Capsules having an average diameter in the range of about 0.250 μm to about 1 μm are prepared, but smaller capsules can be prepared by adjusting process variables. In particular, the core fluid flow rate and the shell fluid flow rate used were about 0.050 and about 0.150 ml/hr, respectively, and the external voltage was about 8 kV.

Capsules having chlorambucil loadings in the range of about 0.01 to about 20.0% by weight of added polymer may be prepared by adjusting the concentration of the core fluid solution. Capsules having a CD19 load in the range of about 5 to about 100 μ g of added polymer per mg can be prepared by adjusting the concentration of the shell fluid solution.

Specific example 14: encapsulation of chlorambucil in capsules containing a CD20 functional group

By dissolving chlorambucil in about 10mM Bis-Tris propane in water (containing about 1.0wt% isopropanol, about 2.0mM CaCl₂And DMSO) to prepare the core fluid solution. The final concentration of chlorambucil in the core fluid solution is in the range of about 2,000 to about 500 μ g/mL.

Shell fluid solutions were prepared by mixing two functionalized biopolymers into chloroform: (a) COOH-poly (ethylene glycol) -b-polylactide or PEG-b-PLA, molecular weight 2000-b-1940Da, using the same nomenclature, respectively, and Mw/Mn =1.2; and (b) poly (caprolactone) -SH or PCSH, molecular weight 5,000Da and Mw/Mn = 1.5. The weight percent content of PEG-b-PLA and PCSH is about 0.05wt% and about 0.05wt%, respectively. The shell fluid solution was mixed with a solution containing CD20 dissolved in a mixture of dichloromethane and polyethylene oxide (MW = 400-.

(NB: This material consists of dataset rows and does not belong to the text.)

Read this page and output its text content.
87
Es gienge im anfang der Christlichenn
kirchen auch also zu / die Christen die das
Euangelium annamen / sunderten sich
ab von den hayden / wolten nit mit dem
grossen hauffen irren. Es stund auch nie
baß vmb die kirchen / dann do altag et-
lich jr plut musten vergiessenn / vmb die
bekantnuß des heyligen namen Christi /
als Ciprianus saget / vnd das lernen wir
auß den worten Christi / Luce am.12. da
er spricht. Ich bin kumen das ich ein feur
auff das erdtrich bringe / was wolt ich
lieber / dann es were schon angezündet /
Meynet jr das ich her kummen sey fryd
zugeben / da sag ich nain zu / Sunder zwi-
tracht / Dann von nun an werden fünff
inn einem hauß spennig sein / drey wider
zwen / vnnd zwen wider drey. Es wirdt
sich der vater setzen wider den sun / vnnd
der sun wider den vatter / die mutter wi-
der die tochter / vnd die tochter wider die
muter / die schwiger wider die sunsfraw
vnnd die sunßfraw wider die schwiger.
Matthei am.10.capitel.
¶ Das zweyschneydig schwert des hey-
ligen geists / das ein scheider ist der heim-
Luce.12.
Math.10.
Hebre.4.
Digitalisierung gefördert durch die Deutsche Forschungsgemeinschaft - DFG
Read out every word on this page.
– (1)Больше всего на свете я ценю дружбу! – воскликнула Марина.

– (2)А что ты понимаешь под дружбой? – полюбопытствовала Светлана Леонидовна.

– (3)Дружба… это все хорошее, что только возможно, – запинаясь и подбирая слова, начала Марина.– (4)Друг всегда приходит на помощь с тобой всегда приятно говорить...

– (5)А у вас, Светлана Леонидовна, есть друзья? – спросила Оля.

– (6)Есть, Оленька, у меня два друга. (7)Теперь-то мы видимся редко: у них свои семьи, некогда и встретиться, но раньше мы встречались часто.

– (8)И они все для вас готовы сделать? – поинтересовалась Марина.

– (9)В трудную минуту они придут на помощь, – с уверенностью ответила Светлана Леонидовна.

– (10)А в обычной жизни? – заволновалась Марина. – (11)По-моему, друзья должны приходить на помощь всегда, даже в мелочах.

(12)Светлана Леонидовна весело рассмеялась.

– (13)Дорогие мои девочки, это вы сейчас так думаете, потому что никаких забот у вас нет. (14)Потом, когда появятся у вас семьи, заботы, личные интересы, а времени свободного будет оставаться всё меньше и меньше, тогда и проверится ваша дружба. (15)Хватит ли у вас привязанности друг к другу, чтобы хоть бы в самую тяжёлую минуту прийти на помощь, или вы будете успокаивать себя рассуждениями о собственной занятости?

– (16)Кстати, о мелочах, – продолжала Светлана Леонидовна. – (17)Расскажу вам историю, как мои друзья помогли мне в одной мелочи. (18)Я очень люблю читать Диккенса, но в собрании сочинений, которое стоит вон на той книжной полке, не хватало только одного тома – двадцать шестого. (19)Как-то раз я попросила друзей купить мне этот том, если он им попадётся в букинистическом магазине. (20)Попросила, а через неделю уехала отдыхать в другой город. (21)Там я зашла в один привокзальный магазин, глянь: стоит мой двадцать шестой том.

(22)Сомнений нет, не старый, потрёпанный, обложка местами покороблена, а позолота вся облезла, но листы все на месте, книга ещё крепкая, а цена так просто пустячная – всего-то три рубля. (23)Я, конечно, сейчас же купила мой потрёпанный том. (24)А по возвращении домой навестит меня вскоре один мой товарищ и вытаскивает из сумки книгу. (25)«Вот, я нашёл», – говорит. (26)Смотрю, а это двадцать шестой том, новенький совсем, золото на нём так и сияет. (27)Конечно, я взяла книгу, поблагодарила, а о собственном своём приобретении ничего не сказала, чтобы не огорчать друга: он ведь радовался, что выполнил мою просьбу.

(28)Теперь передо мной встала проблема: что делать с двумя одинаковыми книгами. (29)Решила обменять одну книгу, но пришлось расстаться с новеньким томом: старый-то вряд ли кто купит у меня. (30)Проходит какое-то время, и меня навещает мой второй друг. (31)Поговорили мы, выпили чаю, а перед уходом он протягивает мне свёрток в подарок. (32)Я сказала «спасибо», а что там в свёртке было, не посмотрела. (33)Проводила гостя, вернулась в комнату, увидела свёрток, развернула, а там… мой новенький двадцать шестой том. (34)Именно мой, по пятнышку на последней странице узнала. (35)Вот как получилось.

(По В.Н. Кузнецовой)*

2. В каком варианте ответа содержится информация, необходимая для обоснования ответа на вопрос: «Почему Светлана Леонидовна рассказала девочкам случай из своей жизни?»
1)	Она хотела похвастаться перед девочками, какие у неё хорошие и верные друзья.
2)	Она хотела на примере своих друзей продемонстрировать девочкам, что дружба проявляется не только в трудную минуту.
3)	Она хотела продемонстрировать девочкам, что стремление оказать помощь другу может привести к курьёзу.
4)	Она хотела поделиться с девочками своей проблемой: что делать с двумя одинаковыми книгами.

Capsules having an average diameter in the range of about 0.250 μm to about 1 μm are produced, but smaller capsules can be prepared by adjusting process variables. In particular, the core fluid flow rate and the shell fluid flow rate used were about 0.050 and about 0.150 ml/hr, respectively, and the external voltage was about 8 kV.

Capsules having chlorambucil loadings in the range of about 0.01 to about 20.0% by weight of added polymer may be prepared by adjusting the concentration of the core fluid solution. Capsules having a CD20 load in the range of about 5 to about 100 μ g of added polymer per mg can be prepared by adjusting the concentration of the shell fluid solution.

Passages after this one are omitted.